Ton Steine Scherben – Rauch-Haus-Song
grim104: Jetzt sitze ich hier bei Springers heißem Blatt und höre Ton Steine Scherben, wow. Ich habe den Song tatsächlich erst vor Kurzem noch mal gehört und dachte, was für eine tolle Musik und Band das ist. Ist zwar mittlerweile auch irgendwie verkitscht, aber kriegt mich leider immer noch.
Testo: Ich habe da null Verbindung zu. Wenn Kollegah „remarkably german“ ist, dann ist das auf jeden Fall „remarkably westdeutsch“. Rio Reiser hat bei mir (Testo wuchs in Stralsund auf) niemanden interessiert und ich selbst bin damit erst in Berlin in Berührung gekommen. Dann fand ich das natürlich spannend, auch wenn mich das musikalisch nicht abholt.
grim104: Ich finde es cool, weil es nicht bloß so Punkrock mit Polit-Texten ist, sondern schon was Bluesiges hat. Ich mag auch die Geschichte von der politischen Band, die irgendwann nicht mehr Bock hat, live immer „Keine Macht für Niemand“ zu spielen und aus der linken Szene plötzlich angefeindet wird, weil man nicht mehr bloß bei Soli-Events auftritt. Eigentlich ein bisschen wie bei uns. (alle lachen)
Rammstein – Deutschland
Testo: (nach einer Sekunde) Rammstein, „Deutschland“. Habe ich relativ oft gehört.
grim104: Ich finde, Rammstein ist eine tolle Band und visuell total stark, besonders dieses Bergsteiger-Video zu „Ohne dich“. Auch hier war das Video krass, aber gut. Was mich bei Rammstein nervt, ist dieser Tabubruch um des Tabubruchs willen. Das hat was von Stöckchenspringen.
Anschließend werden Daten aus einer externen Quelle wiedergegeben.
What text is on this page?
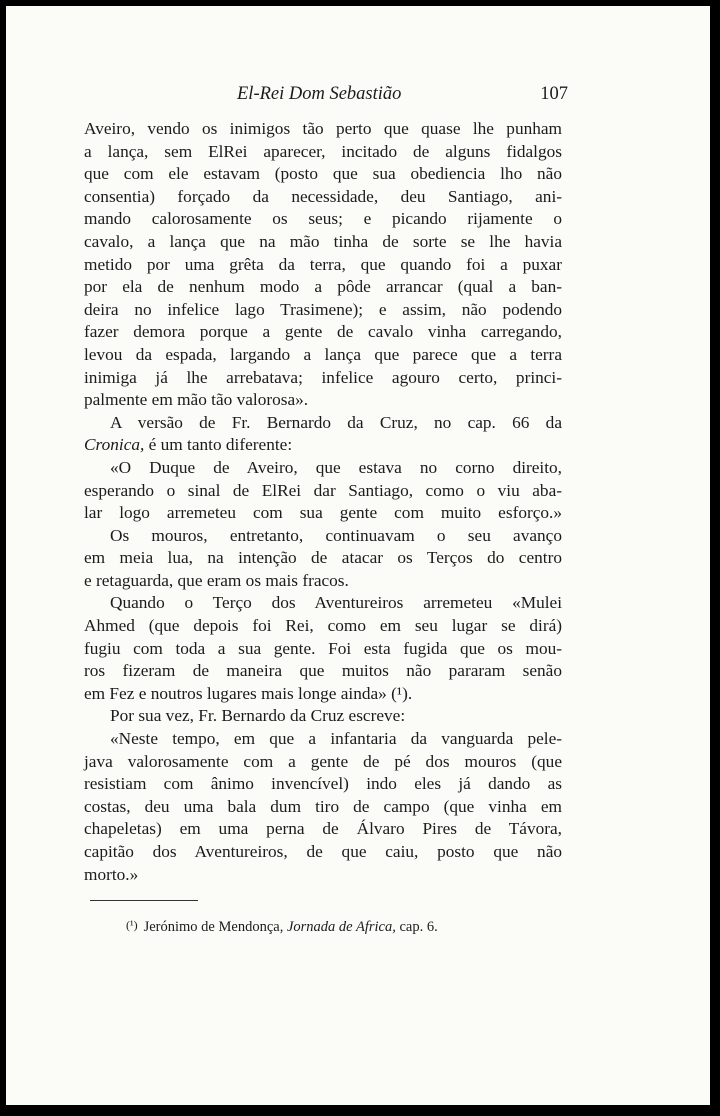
El-Rei Dom Sebastião	107
Aveiro, vendo os inimigos tão perto que quase lhe punham
a lança, sem ElRei aparecer, incitado de alguns fidalgos
que com ele estavam (posto que sua obediencia lho não
consentia) forçado da necessidade, deu Santiago, ani-
mando calorosamente os seus; e picando rijamente o
cavalo, a lança que na mão tinha de sorte se lhe havia
metido por uma grêta da terra, que quando foi a puxar
por ela de nenhum modo a pôde arrancar (qual a ban-
deira no infelice lago Trasimene); e assim, não podendo
fazer demora porque a gente de cavalo vinha carregando,
levou da espada, largando a lança que parece que a terra
inimiga já lhe arrebatava; infelice agouro certo, princi-
palmente em mão tão valorosa».
A versão de Fr. Bernardo da Cruz, no cap. 66 da
Cronica, é um tanto diferente:
«O Duque de Aveiro, que estava no corno direito,
esperando o sinal de ElRei dar Santiago, como o viu aba-
lar logo arremeteu com sua gente com muito esforço.»
Os mouros, entretanto, continuavam o seu avanço
em meia lua, na intenção de atacar os Terços do centro
e retaguarda, que eram os mais fracos.
Quando o Terço dos Aventureiros arremeteu «Mulei
Ahmed (que depois foi Rei, como em seu lugar se dirá)
fugiu com toda a sua gente. Foi esta fugida que os mou-
ros fizeram de maneira que muitos não pararam senão
em Fez e noutros lugares mais longe ainda» (¹).
Por sua vez, Fr. Bernardo da Cruz escreve:
«Neste tempo, em que a infantaria da vanguarda pele-
java valorosamente com a gente de pé dos mouros (que
resistiam com ânimo invencível) indo eles já dando as
costas, deu uma bala dum tiro de campo (que vinha em
chapeletas) em uma perna de Álvaro Pires de Távora,
capitão dos Aventureiros, de que caiu, posto que não
morto.»
(¹) Jerónimo de Mendonça, Jornada de Africa, cap. 6.
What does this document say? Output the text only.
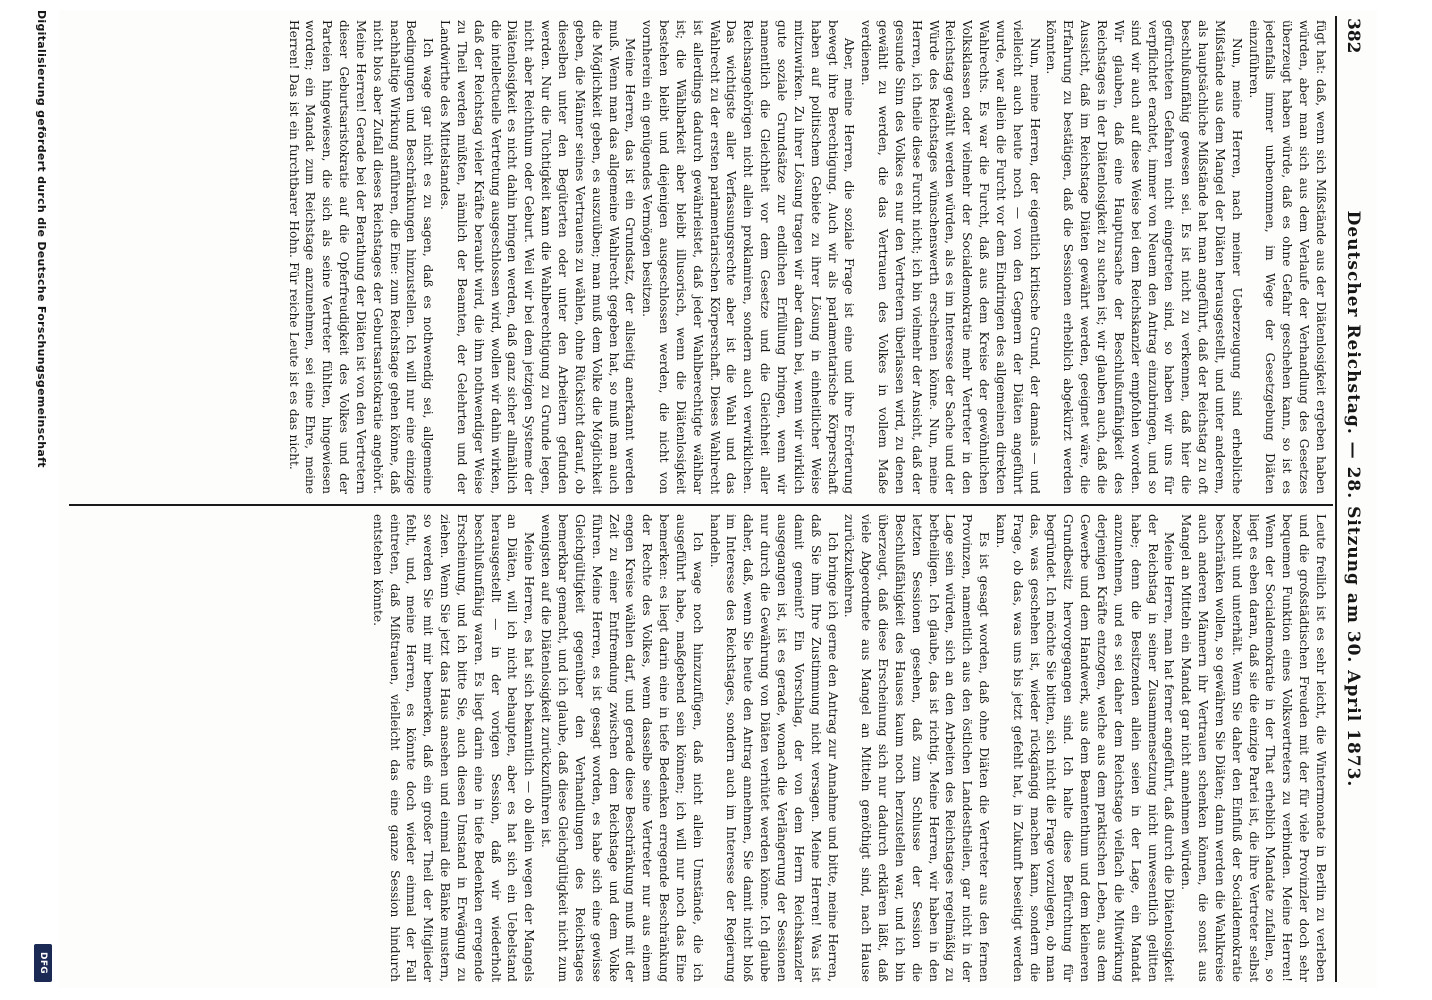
382
Deutscher Reichstag. — 28. Sitzung am 30. April 1873.

fügt hat: daß, wenn sich Mißstände aus der Diätenlosigkeit ergeben haben würden, aber man sich aus dem Verlaufe der Verhandlung des Gesetzes überzeugt haben würde, daß es ohne Gefahr geschehen kann, so ist es jedenfalls immer unbenommen, im Wege der Gesetzgebung Diäten einzuführen.

Nun, meine Herren, nach meiner Ueberzeugung sind erhebliche Mißstände aus dem Mangel der Diäten herausgestellt, und unter anderem, als hauptsächliche Mißstände hat man angeführt, daß der Reichstag zu oft beschlußunfähig gewesen sei. Es ist nicht zu verkennen, daß hier die gefürchteten Gefahren nicht eingetreten sind, so haben wir uns für verpflichtet erachtet, immer von Neuem den Antrag einzubringen, und so sind wir auch auf diese Weise bei dem Reichskanzler empfohlen worden. Wir glauben, daß eine Hauptursache der Beschlußunfähigkeit des Reichstages in der Diätenlosigkeit zu suchen ist; wir glauben auch, daß die Aussicht, daß im Reichstage Diäten gewährt werden, geeignet wäre, die Erfahrung zu bestätigen, daß die Sessionen erheblich abgekürzt werden könnten.

Nun, meine Herren, der eigentlich kritische Grund, der damals — und vielleicht auch heute noch — von den Gegnern der Diäten angeführt wurde, war allein die Furcht vor dem Eindringen des allgemeinen direkten Wahlrechts. Es war die Furcht, daß aus dem Kreise der gewöhnlichen Volksklassen oder vielmehr der Socialdemokratie mehr Vertreter in den Reichstag gewählt werden würden, als es im Interesse der Sache und der Würde des Reichstages wünschenswerth erscheinen könne. Nun, meine Herren, ich theile diese Furcht nicht; ich bin vielmehr der Ansicht, daß der gesunde Sinn des Volkes es nur den Vertretern überlassen wird, zu denen gewählt zu werden, die das Vertrauen des Volkes in vollem Maße verdienen.

Aber, meine Herren, die soziale Frage ist eine und ihre Erörterung bewegt ihre Berechtigung. Auch wir als parlamentarische Körperschaft haben auf politischem Gebiete zu ihrer Lösung in einheitlicher Weise mitzuwirken. Zu ihrer Lösung tragen wir aber dann bei, wenn wir wirklich gute soziale Grundsätze zur endlichen Erfüllung bringen, wenn wir namentlich die Gleichheit vor dem Gesetze und die Gleichheit aller Reichsangehörigen nicht allein proklamiren, sondern auch verwirklichen. Das wichtigste aller Verfassungsrechte aber ist die Wahl und das Wahlrecht zu der ersten parlamentarischen Körperschaft. Dieses Wahlrecht ist allerdings dadurch gewährleistet, daß jeder Wahlberechtigte wählbar ist; die Wählbarkeit aber bleibt illusorisch, wenn die Diätenlosigkeit bestehen bleibt und diejenigen ausgeschlossen werden, die nicht von vornherein ein genügendes Vermögen besitzen.

Meine Herren, das ist ein Grundsatz, der allseitig anerkannt werden muß. Wenn man das allgemeine Wahlrecht gegeben hat, so muß man auch die Möglichkeit geben, es auszuüben; man muß dem Volke die Möglichkeit geben, die Männer seines Vertrauens zu wählen, ohne Rücksicht darauf, ob dieselben unter den Begüterten oder unter den Arbeitern gefunden werden. Nur die Tüchtigkeit kann die Wahlberechtigung zu Grunde legen, nicht aber Reichthum oder Geburt. Weil wir bei dem jetzigen Systeme der Diätenlosigkeit es nicht dahin bringen werden, daß ganz sicher allmählich die intellectuelle Vertretung ausgeschlossen wird, wollen wir dahin wirken, daß der Reichstag vieler Kräfte beraubt wird, die ihm nothwendiger Weise zu Theil werden müßten, nämlich der Beamten, der Gelehrten und der Landwirthe des Mittelstandes.

Ich wage gar nicht es zu sagen, daß es nothwendig sei, allgemeine Bedingungen und Beschränkungen hinzustellen. Ich will nur eine einzige nachhaltige Wirkung anführen, die Eine: zum Reichstage gehen könne, daß nicht blos aber Zufall dieses Reichstages der Geburtsaristokratie angehört. Meine Herren! Gerade bei der Berathung der Diäten ist von den Vertretern dieser Geburtsaristokratie auf die Opferfreudigkeit des Volkes und der Parteien hingewiesen, die sich als seine Vertreter fühlten, hingewiesen worden; ein Mandat zum Reichstage anzunehmen, sei eine Ehre, meine Herren! Das ist ein furchtbarer Hohn. Für reiche Leute ist es das nicht.

Leute freilich ist es sehr leicht, die Wintermonate in Berlin zu verleben und die großstädtischen Freuden mit der für viele Provinzler doch sehr bequemen Funktion eines Volksvertreters zu verbinden. Meine Herren! Wenn der Socialdemokratie in der That erheblich Mandate zufallen, so liegt es eben daran, daß sie die einzige Partei ist, die ihre Vertreter selbst bezahlt und unterhält. Wenn Sie daher den Einfluß der Socialdemokratie beschränken wollen, so gewähren Sie Diäten; dann werden die Wahlkreise auch anderen Männern ihr Vertrauen schenken können, die sonst aus Mangel an Mitteln ein Mandat gar nicht annehmen würden.

Meine Herren, man hat ferner angeführt, daß durch die Diätenlosigkeit der Reichstag in seiner Zusammensetzung nicht unwesentlich gelitten habe; denn die Besitzenden allein seien in der Lage, ein Mandat anzunehmen, und es sei daher dem Reichstage vielfach die Mitwirkung derjenigen Kräfte entzogen, welche aus dem praktischen Leben, aus dem Gewerbe und dem Handwerk, aus dem Beamtenthum und dem kleineren Grundbesitz hervorgegangen sind. Ich halte diese Befürchtung für begründet. Ich möchte Sie bitten, sich nicht die Frage vorzulegen, ob man das, was geschehen ist, wieder rückgängig machen kann, sondern die Frage, ob das, was uns bis jetzt gefehlt hat, in Zukunft beseitigt werden kann.

Es ist gesagt worden, daß ohne Diäten die Vertreter aus den fernen Provinzen, namentlich aus den östlichen Landestheilen, gar nicht in der Lage sein würden, sich an den Arbeiten des Reichstages regelmäßig zu betheiligen. Ich glaube, das ist richtig. Meine Herren, wir haben in den letzten Sessionen gesehen, daß zum Schlusse der Session die Beschlußfähigkeit des Hauses kaum noch herzustellen war, und ich bin überzeugt, daß diese Erscheinung sich nur dadurch erklären läßt, daß viele Abgeordnete aus Mangel an Mitteln genöthigt sind, nach Hause zurückzukehren.

Ich bringe ich gerne den Antrag zur Annahme und bitte, meine Herren, daß Sie ihm Ihre Zustimmung nicht versagen. Meine Herren! Was ist damit gemeint? Ein Vorschlag, der von dem Herrn Reichskanzler ausgegangen ist, ist es gerade, wonach die Verlängerung der Sessionen nur durch die Gewährung von Diäten verhütet werden könne. Ich glaube daher, daß, wenn Sie heute den Antrag annehmen, Sie damit nicht bloß im Interesse des Reichstages, sondern auch im Interesse der Regierung handeln.

Ich wage noch hinzuzufügen, daß nicht allein Umstände, die ich ausgeführt habe, maßgebend sein können; ich will nur noch das Eine bemerken: es liegt darin eine in tiefe Bedenken erregende Beschränkung der Rechte des Volkes, wenn dasselbe seine Vertreter nur aus einem engen Kreise wählen darf, und gerade diese Beschränkung muß mit der Zeit zu einer Entfremdung zwischen dem Reichstage und dem Volke führen. Meine Herren, es ist gesagt worden, es habe sich eine gewisse Gleichgültigkeit gegenüber den Verhandlungen des Reichstages bemerkbar gemacht, und ich glaube, daß diese Gleichgültigkeit nicht zum wenigsten auf die Diätenlosigkeit zurückzuführen ist.

Meine Herren, es hat sich bekanntlich — ob allein wegen der Mangels an Diäten, will ich nicht behaupten, aber es hat sich ein Uebelstand herausgestellt — in der vorigen Session, daß wir wiederholt beschlußunfähig waren. Es liegt darin eine in tiefe Bedenken erregende Erscheinung, und ich bitte Sie, auch diesen Umstand in Erwägung zu ziehen. Wenn Sie jetzt das Haus ansehen und einmal die Bänke mustern, so werden Sie mit mir bemerken, daß ein großer Theil der Mitglieder fehlt, und, meine Herren, es könnte doch wieder einmal der Fall eintreten, daß Mißtrauen, vielleicht das eine ganze Session hindurch entstehen könnte.

Digitalisierung gefördert durch die Deutsche Forschungsgemeinschaft
DFG
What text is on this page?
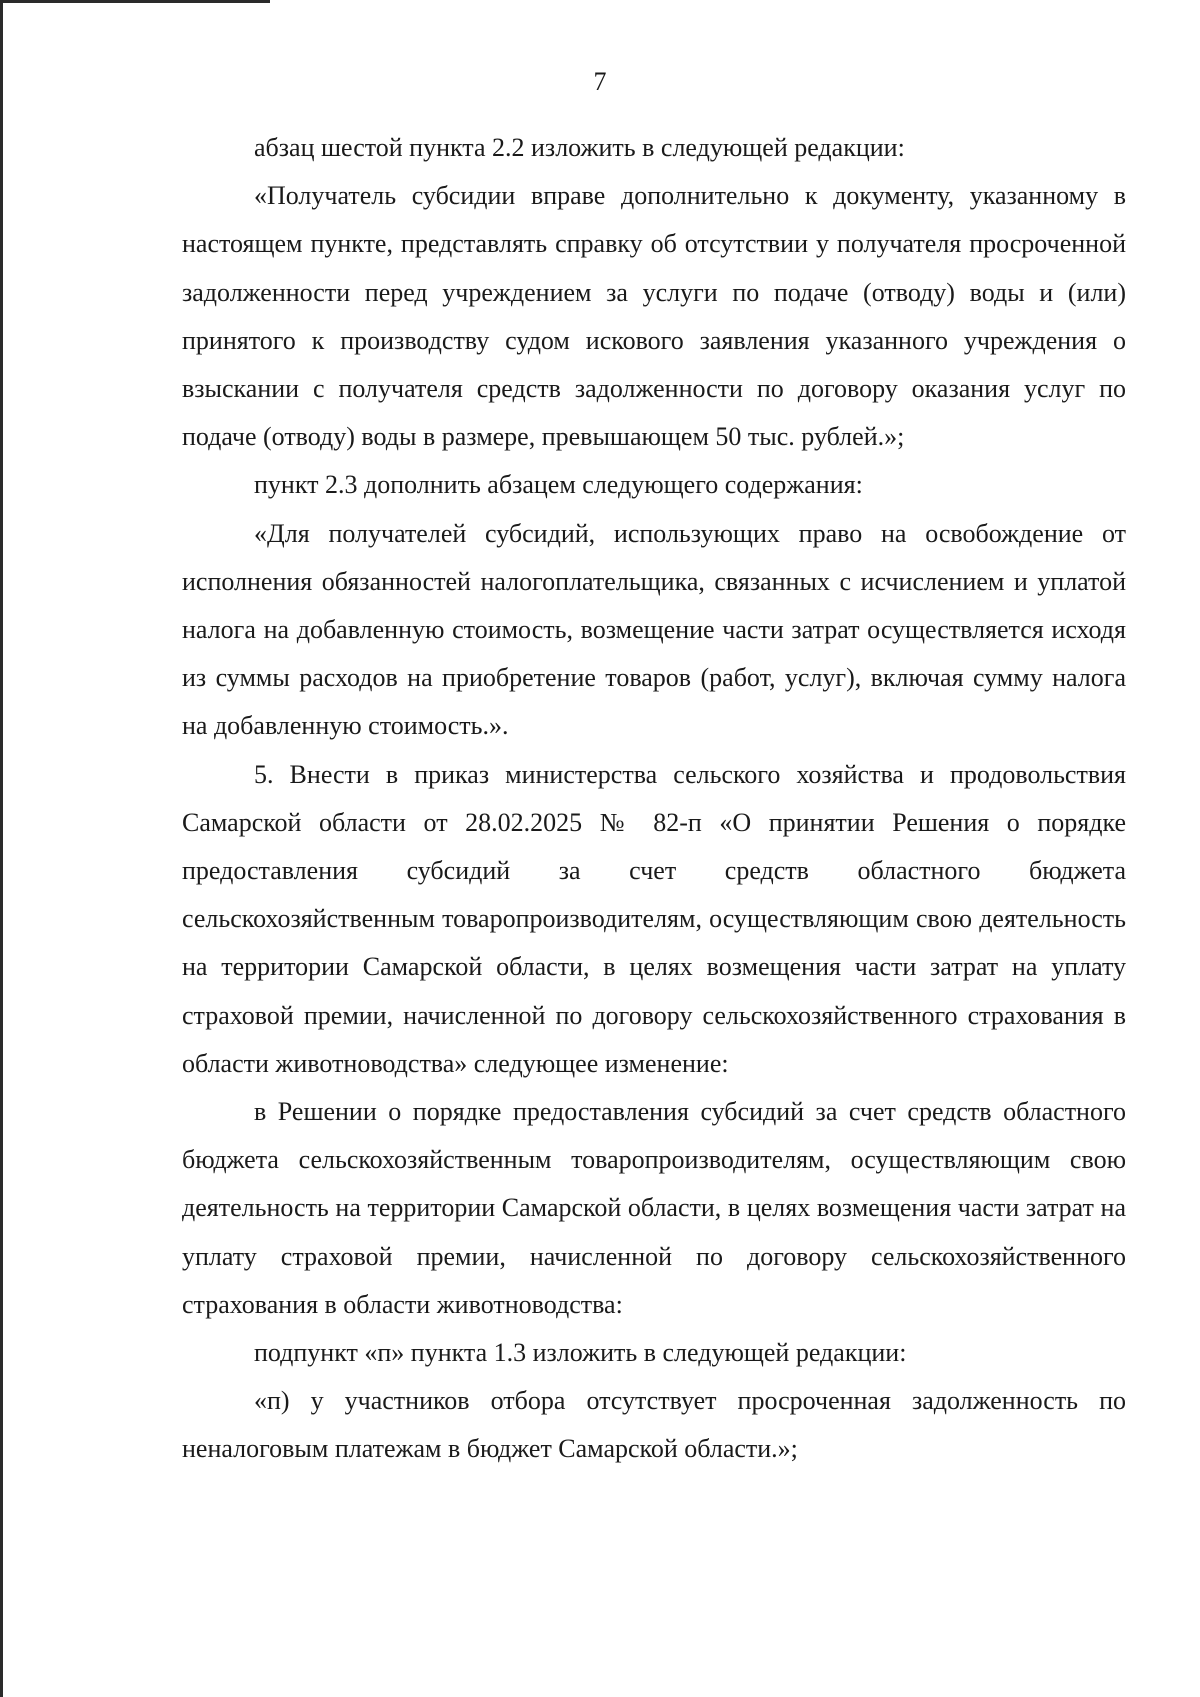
7

абзац шестой пункта 2.2 изложить в следующей редакции:

«Получатель субсидии вправе дополнительно к документу, указанному в настоящем пункте, представлять справку об отсутствии у получателя просроченной задолженности перед учреждением за услуги по подаче (отводу) воды и (или) принятого к производству судом искового заявления указанного учреждения о взыскании с получателя средств задолженности по договору оказания услуг по подаче (отводу) воды в размере, превышающем 50 тыс. рублей.»;

пункт 2.3 дополнить абзацем следующего содержания:

«Для получателей субсидий, использующих право на освобождение от исполнения обязанностей налогоплательщика, связанных с исчислением и уплатой налога на добавленную стоимость, возмещение части затрат осуществляется исходя из суммы расходов на приобретение товаров (работ, услуг), включая сумму налога на добавленную стоимость.».

5. Внести в приказ министерства сельского хозяйства и продовольствия Самарской области от 28.02.2025 № 82-п «О принятии Решения о порядке предоставления субсидий за счет средств областного бюджета сельскохозяйственным товаропроизводителям, осуществляющим свою деятельность на территории Самарской области, в целях возмещения части затрат на уплату страховой премии, начисленной по договору сельскохозяйственного страхования в области животноводства» следующее изменение:

в Решении о порядке предоставления субсидий за счет средств областного бюджета сельскохозяйственным товаропроизводителям, осуществляющим свою деятельность на территории Самарской области, в целях возмещения части затрат на уплату страховой премии, начисленной по договору сельскохозяйственного страхования в области животноводства:

подпункт «п» пункта 1.3 изложить в следующей редакции:

«п) у участников отбора отсутствует просроченная задолженность по неналоговым платежам в бюджет Самарской области.»;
Testo: Irgendwann stößt mich diese Provokation auch ab, weil es immer vulgärer wird. Aber den Song finde ich genial, weil er diese Zerrissenheit dem eigenen Land gegenüber so klar formuliert. Das sind Themen, die mich und wahrscheinlich jeden Deutschen mit Geschichtsbewusstsein auch beschäftigen.
grim104: Und Till Lindemann, bitte nimm dieses komische Piercing raus!
Kanye West & Travis Scott – Wash Us In The Blood
grim104: Jetzt erheben wir uns zur neuen Nationalhymne der USA, oder?
Testo: Ich merk’, das juckt mich überhaupt nicht mehr. Deutsche Musik und Inhalte interessieren mich, aber das hier hör’ ich mal beim Duschen. Bei englischen Texten bin ich ehrlich gesagt oft auch einfach zu faul, die Hürde der Sprachbarriere zu nehmen. Dann merke ich erst hinterher, was für geniale Ideen hinter den Songs stecken.
Dieser Artikel erschien erstmals im ME 09/20.